Consumer sentiment in Ozzie Land has fallen following the Reserve Bank of Australia’s (RBA) decisions in February and March to keep the official interest rate on hold, a survey shows. Many consumers are worried about mortgage rates and other adjustable rates, as banks are raising interest rates regardless of the moves by the central bank.
Home purchases have declined also, as both real estate investors and private buyers have moved from the market after the expectations were dashed.
The Westpac Consumer Sentiment Index fell by 5.0 per cent to 96.1 index points in March, from 101.1 points in February. Westpac chief economist Bill Evans said the fall meant pessimism now outweighed optimism among consumers.

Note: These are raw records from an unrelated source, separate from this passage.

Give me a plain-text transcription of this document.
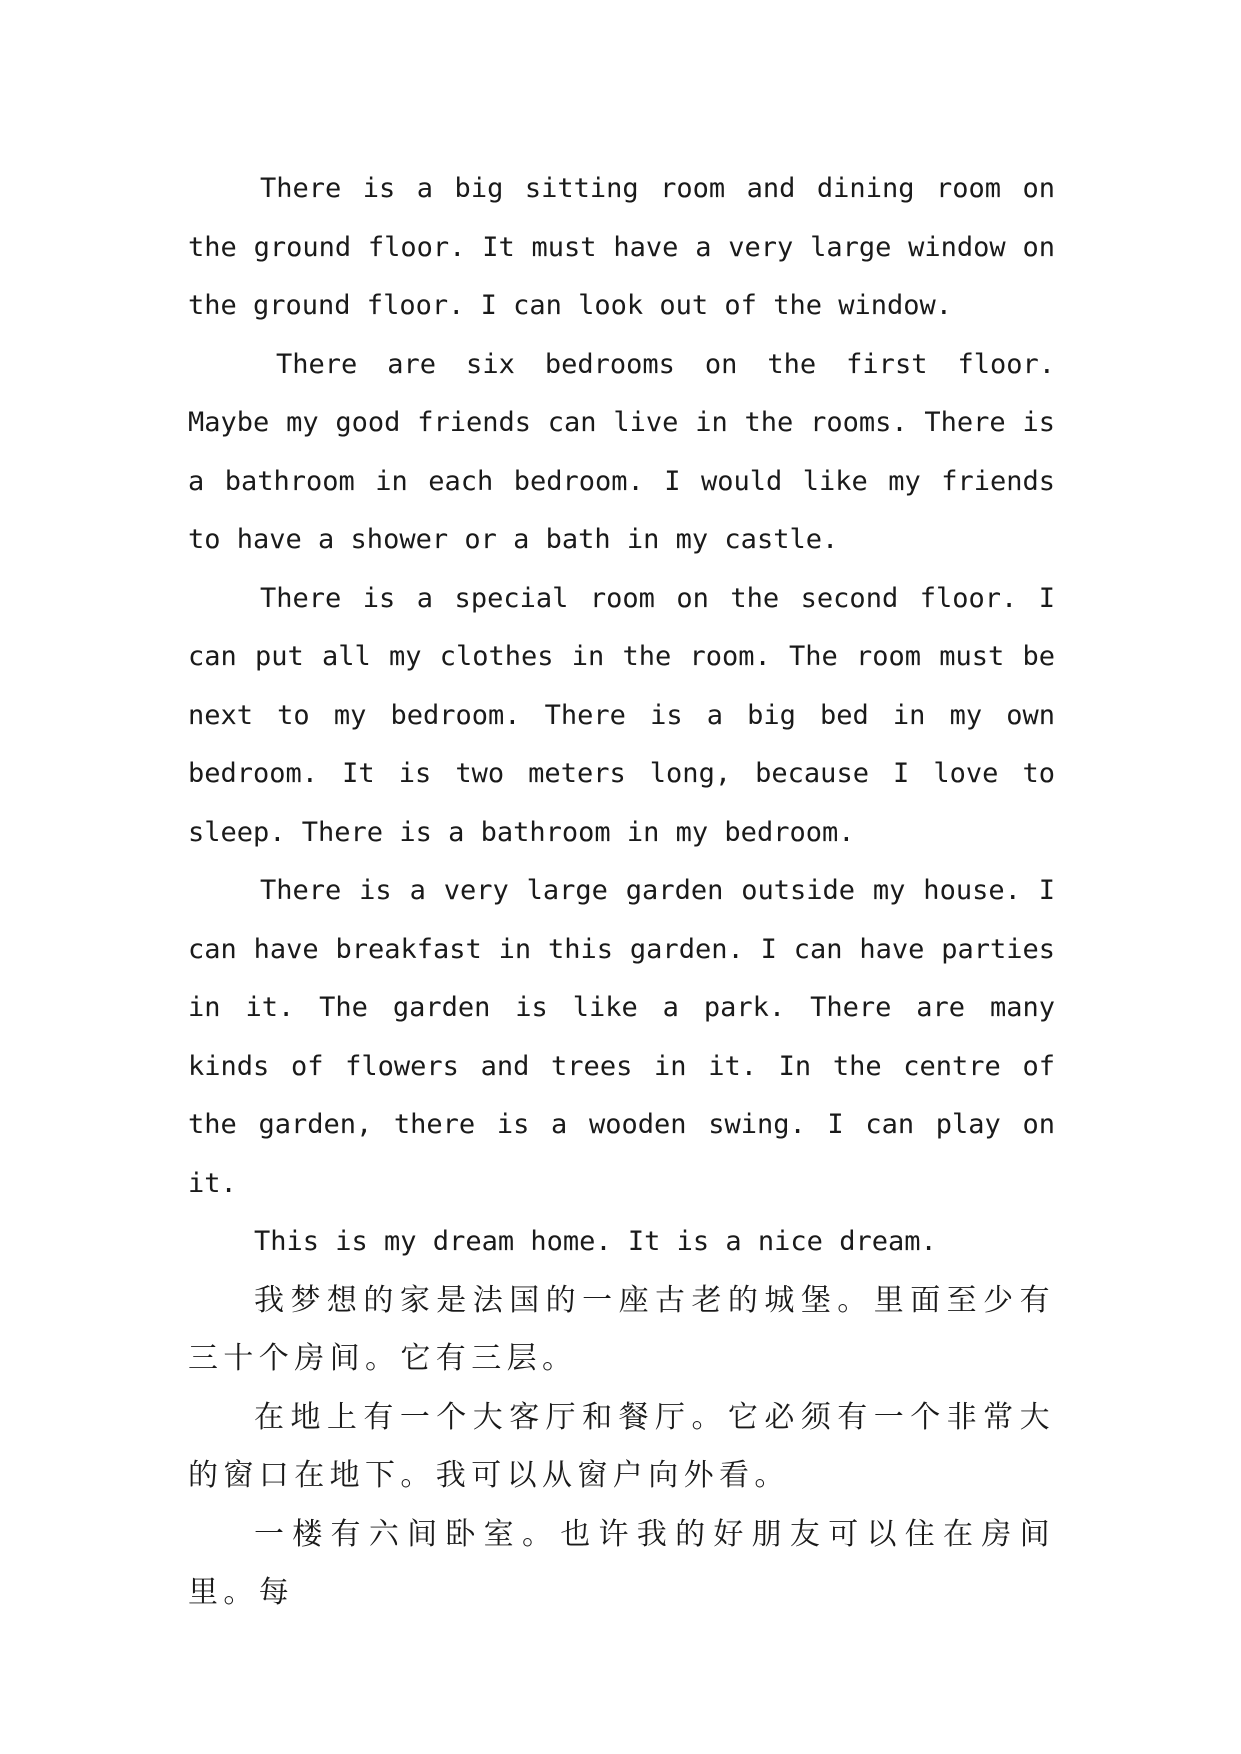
There is a big sitting room and dining room on the ground floor. It must have a very large window on the ground floor. I can look out of the window.

There are six bedrooms on the first floor. Maybe my good friends can live in the rooms. There is a bathroom in each bedroom. I would like my friends to have a shower or a bath in my castle.

There is a special room on the second floor. I can put all my clothes in the room. The room must be next to my bedroom. There is a big bed in my own bedroom. It is two meters long, because I love to sleep. There is a bathroom in my bedroom.

There is a very large garden outside my house. I can have breakfast in this garden. I can have parties in it. The garden is like a park. There are many kinds of flowers and trees in it. In the centre of the garden, there is a wooden swing. I can play on it.

This is my dream home. It is a nice dream.

我梦想的家是法国的一座古老的城堡。里面至少有三十个房间。它有三层。

在地上有一个大客厅和餐厅。它必须有一个非常大的窗口在地下。我可以从窗户向外看。

一楼有六间卧室。也许我的好朋友可以住在房间里。每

He said the index was now below its October 2011 level.
That was before the RBA cut the official interest rate by 25 basis points in November and, by the same amount, in December. The cash rate has remained at 4.25 per cent since the December move. Mr Evans said the rate hold had hurt consumer confidence.
“With the two previous rate cuts, in November and December, being passed on in full by the banks, it is reasonable to assume that many borrowers expected a further cut in the mortgage rate of 0.25 per cent.”Instead, mortgage rates were actually increased in the following week with banks raising mortgage rates by an average of 0.10 per cent.
“It is likely that this reversal has impacted confidence.”
All five components of the survey fell this month, with the sub index tracking how consumers view the state of their family finances down 8.6%. The outlook for family finances over the next 12 months fell 4.5 per cent while the sub index covering economic conditions over the next five years fell 6.1 per cent.
Housing prices in Australia rose at the end of last year, as real estate investors moved heavily into the market as interest rates were reduced twice. The demand pushed up prices, which has not fallen, since the investors have left the markets, accounting for the drop in housing sales.